I captured, we couldn’t spill the beans because we’d forget where we put them. In fact, name, rank and serial number would be a real brainteaser.
Boot camp would be easier for old guys. We’re used to getting screamed and yelled at and we’re used to soft food food. We’ve also developed an appreciation for guns. We’ve been using them for years as an excuse to get out of the house and away from the screaming and yelling.
They could lighten up on the obstacle course however. I’ve been in combat and didn’t see a singe 20-foot wall with rope hanging over the side. Nor did I ever do any pushups after completing basic training.
Actually, the running part is kind of a waste of energy too. I’ve never seen anyone outrun a bullet.
An 18-year-old has the whole world ahead of him. He’s still learning to shave or to start up a conversation with a pretty girl. He still hasn’t figured out that a baseball cap has a brim to shade his eyes, not the back of his head.
These are all great reasons to keep our kids at home to learn a little more about life before sending them into harm’s ways.

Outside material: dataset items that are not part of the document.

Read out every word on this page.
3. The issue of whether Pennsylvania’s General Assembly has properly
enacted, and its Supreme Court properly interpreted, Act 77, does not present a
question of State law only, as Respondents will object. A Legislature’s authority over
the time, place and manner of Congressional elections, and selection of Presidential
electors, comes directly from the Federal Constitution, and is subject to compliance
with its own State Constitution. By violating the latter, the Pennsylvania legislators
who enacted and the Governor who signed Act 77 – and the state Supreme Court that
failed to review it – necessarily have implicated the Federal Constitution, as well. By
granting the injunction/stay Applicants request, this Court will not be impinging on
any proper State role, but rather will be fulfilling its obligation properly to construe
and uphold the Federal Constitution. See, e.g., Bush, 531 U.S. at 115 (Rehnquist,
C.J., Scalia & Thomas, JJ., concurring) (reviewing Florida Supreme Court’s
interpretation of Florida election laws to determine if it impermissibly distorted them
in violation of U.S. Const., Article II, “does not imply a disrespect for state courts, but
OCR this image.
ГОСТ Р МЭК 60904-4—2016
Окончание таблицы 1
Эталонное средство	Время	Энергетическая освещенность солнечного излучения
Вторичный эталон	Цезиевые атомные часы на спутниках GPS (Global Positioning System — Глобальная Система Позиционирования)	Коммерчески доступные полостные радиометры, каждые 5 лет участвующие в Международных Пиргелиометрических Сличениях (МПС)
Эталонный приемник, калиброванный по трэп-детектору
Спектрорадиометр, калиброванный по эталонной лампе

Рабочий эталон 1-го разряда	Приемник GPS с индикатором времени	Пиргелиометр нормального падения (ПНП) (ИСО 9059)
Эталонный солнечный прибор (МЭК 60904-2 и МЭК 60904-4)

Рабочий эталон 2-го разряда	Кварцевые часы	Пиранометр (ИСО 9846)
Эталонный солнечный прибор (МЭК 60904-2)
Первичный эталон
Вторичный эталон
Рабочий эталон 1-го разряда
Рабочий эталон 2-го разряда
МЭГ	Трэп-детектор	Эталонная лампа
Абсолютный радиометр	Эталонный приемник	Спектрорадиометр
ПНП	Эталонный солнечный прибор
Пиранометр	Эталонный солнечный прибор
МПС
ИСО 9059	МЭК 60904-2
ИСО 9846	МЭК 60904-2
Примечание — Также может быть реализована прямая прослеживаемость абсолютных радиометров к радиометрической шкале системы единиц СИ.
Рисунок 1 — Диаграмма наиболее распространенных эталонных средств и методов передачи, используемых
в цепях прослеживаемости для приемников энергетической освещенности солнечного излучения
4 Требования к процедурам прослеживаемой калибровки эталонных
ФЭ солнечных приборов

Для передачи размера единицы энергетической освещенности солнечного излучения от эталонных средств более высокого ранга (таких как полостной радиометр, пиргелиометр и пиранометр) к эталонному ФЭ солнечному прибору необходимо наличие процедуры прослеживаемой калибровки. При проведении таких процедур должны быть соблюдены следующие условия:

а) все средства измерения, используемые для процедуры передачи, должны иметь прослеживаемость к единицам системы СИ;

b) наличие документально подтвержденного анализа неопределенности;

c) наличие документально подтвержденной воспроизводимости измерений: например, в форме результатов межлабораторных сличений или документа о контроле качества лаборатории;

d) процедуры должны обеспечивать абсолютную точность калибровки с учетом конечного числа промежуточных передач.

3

Let us old guys track down those dirty rotten coward terrorists. The last thing an enemy would want to see is a couple of million pissed of old farts with attitudes and automatic weaponse who know thier best years are already behind them.
How about recruiting Women over 50 …. in menopause! You think Men of attitudes! Ohhhhh My! If nothing else, put them on border patrol… They’ll have is secured the first night!